= Patric Dickinson =

British poet, translator, and playwright (1914–1994)

Patric Thomas Dickinson (26 December 1914 – 28 January 1994) was a British poet, translator from the Greek and Latin classics, and playwright. He also worked for the BBC, from 1942 to 1948. His verse play Theseus and the Minotaur was broadcast by the BBC in July 1945 and published by Jonathan Cape the following year, along with a selection of his poems. He wrote full-time from 1948 and edited (with Sheila Shannon) Personal Portraits, a series of short biographies published by Max Parrish Ltd. and Adprint, London.

He was born in Nasirabad, India. He studied at St. Catharine's College, Cambridge.

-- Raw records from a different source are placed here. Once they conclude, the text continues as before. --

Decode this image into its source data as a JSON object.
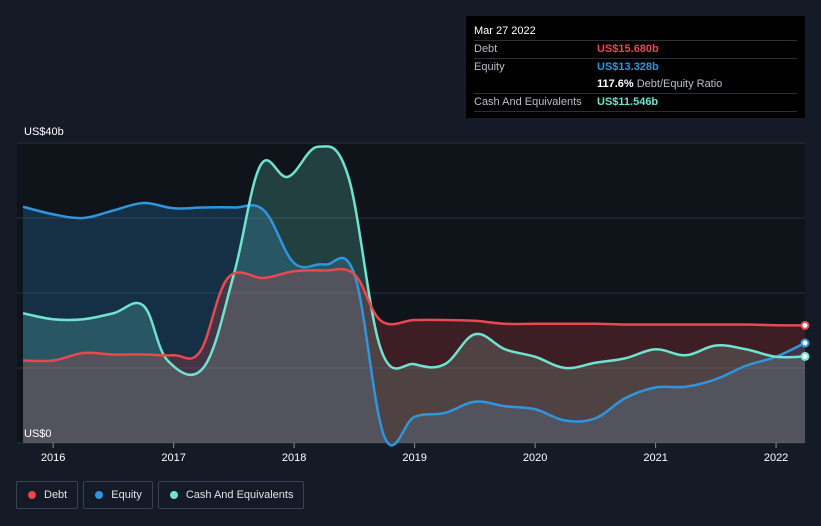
{
  "colors": {
    "debt": "#e8484f",
    "equity": "#2f95dc",
    "cash": "#6fe3cf",
    "background": "#151b26",
    "plot_background": "#0f131a"
  },
  "tooltip": {
    "date": "Mar 27 2022",
    "rows": [
      {
        "label": "Debt",
        "value": "US$15.680b",
        "color": "#e8484f"
      },
      {
        "label": "Equity",
        "value": "US$13.328b",
        "color": "#2f95dc"
      },
      {
        "label": "",
        "value": "117.6%",
        "color": "#ffffff",
        "suffix": "Debt/Equity Ratio"
      },
      {
        "label": "Cash And Equivalents",
        "value": "US$11.546b",
        "color": "#6fe3cf"
      }
    ]
  },
  "legend": [
    {
      "name": "Debt",
      "color": "#e8484f"
    },
    {
      "name": "Equity",
      "color": "#2f95dc"
    },
    {
      "name": "Cash And Equivalents",
      "color": "#6fe3cf"
    }
  ],
  "chart_data": {
    "type": "area",
    "title": "",
    "xlabel": "",
    "ylabel": "",
    "xlim": [
      2015.7,
      2022.24
    ],
    "ylim": [
      0,
      40
    ],
    "y_ticks": [
      {
        "value": 40,
        "label": "US$40b"
      },
      {
        "value": 0,
        "label": "US$0"
      }
    ],
    "x_ticks": [
      2016,
      2017,
      2018,
      2019,
      2020,
      2021,
      2022
    ],
    "grid": true,
    "legend_position": "bottom-left",
    "series": [
      {
        "name": "Debt",
        "x": [
          2015.75,
          2016.0,
          2016.25,
          2016.5,
          2016.75,
          2017.0,
          2017.22,
          2017.45,
          2017.75,
          2018.0,
          2018.25,
          2018.5,
          2018.72,
          2019.0,
          2019.25,
          2019.5,
          2019.75,
          2020.0,
          2020.25,
          2020.5,
          2020.75,
          2021.0,
          2021.25,
          2021.5,
          2021.75,
          2022.0,
          2022.24
        ],
        "values": [
          11.0,
          11.0,
          12.0,
          11.8,
          11.8,
          11.7,
          12.2,
          22.0,
          22.0,
          22.9,
          23.0,
          22.5,
          16.3,
          16.4,
          16.4,
          16.3,
          15.9,
          15.9,
          15.9,
          15.9,
          15.8,
          15.8,
          15.8,
          15.8,
          15.8,
          15.7,
          15.68
        ]
      },
      {
        "name": "Equity",
        "x": [
          2015.75,
          2016.0,
          2016.25,
          2016.5,
          2016.75,
          2017.0,
          2017.25,
          2017.5,
          2017.75,
          2018.0,
          2018.25,
          2018.5,
          2018.75,
          2019.0,
          2019.25,
          2019.5,
          2019.75,
          2020.0,
          2020.25,
          2020.5,
          2020.75,
          2021.0,
          2021.25,
          2021.5,
          2021.75,
          2022.0,
          2022.24
        ],
        "values": [
          31.5,
          30.5,
          30.0,
          31.0,
          32.0,
          31.3,
          31.4,
          31.4,
          31.0,
          24.0,
          23.8,
          22.5,
          0.8,
          3.5,
          4.0,
          5.5,
          4.9,
          4.5,
          3.0,
          3.3,
          6.0,
          7.4,
          7.5,
          8.5,
          10.3,
          11.5,
          13.328
        ]
      },
      {
        "name": "Cash And Equivalents",
        "x": [
          2015.75,
          2016.0,
          2016.25,
          2016.5,
          2016.75,
          2016.95,
          2017.25,
          2017.5,
          2017.72,
          2017.95,
          2018.2,
          2018.45,
          2018.72,
          2019.0,
          2019.25,
          2019.5,
          2019.75,
          2020.0,
          2020.25,
          2020.5,
          2020.75,
          2021.0,
          2021.25,
          2021.5,
          2021.75,
          2022.0,
          2022.24
        ],
        "values": [
          17.3,
          16.5,
          16.5,
          17.3,
          18.3,
          11.0,
          10.1,
          22.5,
          37.0,
          35.5,
          39.5,
          35.5,
          12.5,
          10.5,
          10.5,
          14.5,
          12.5,
          11.5,
          10.0,
          10.7,
          11.3,
          12.5,
          11.7,
          13.0,
          12.5,
          11.5,
          11.546
        ]
      }
    ]
  }
}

An autobiography The Good Minute was published in 1965.

He received the Cholmondeley Award in 1973.

Poetry books published include the following, all in the Phoenix Living Poets series:
- The World I See (1960)
- This Cold Universe (1964)
- More Than Time (1970)
- A Wintering Tree (1973)
- The Bearing Beast (1976)
- Our Living John (1979)
- A Rift in Time (1982)

In February 1951 Lambert Williamson composed Living Silence, a choral and speaking choir morality for Liverpool Cathedral, setting a text by Dickinson. It was broadcast on the Third Programme.
His verse translation of the Aeneid was published in 1961. It was described by Horace Gregory as "A superlative translation … No other version surpasses it in clarity and vigor."

== Archives ==
Papers of Patric Dickinson are held at the Cadbury Research Library, University of Birmingham.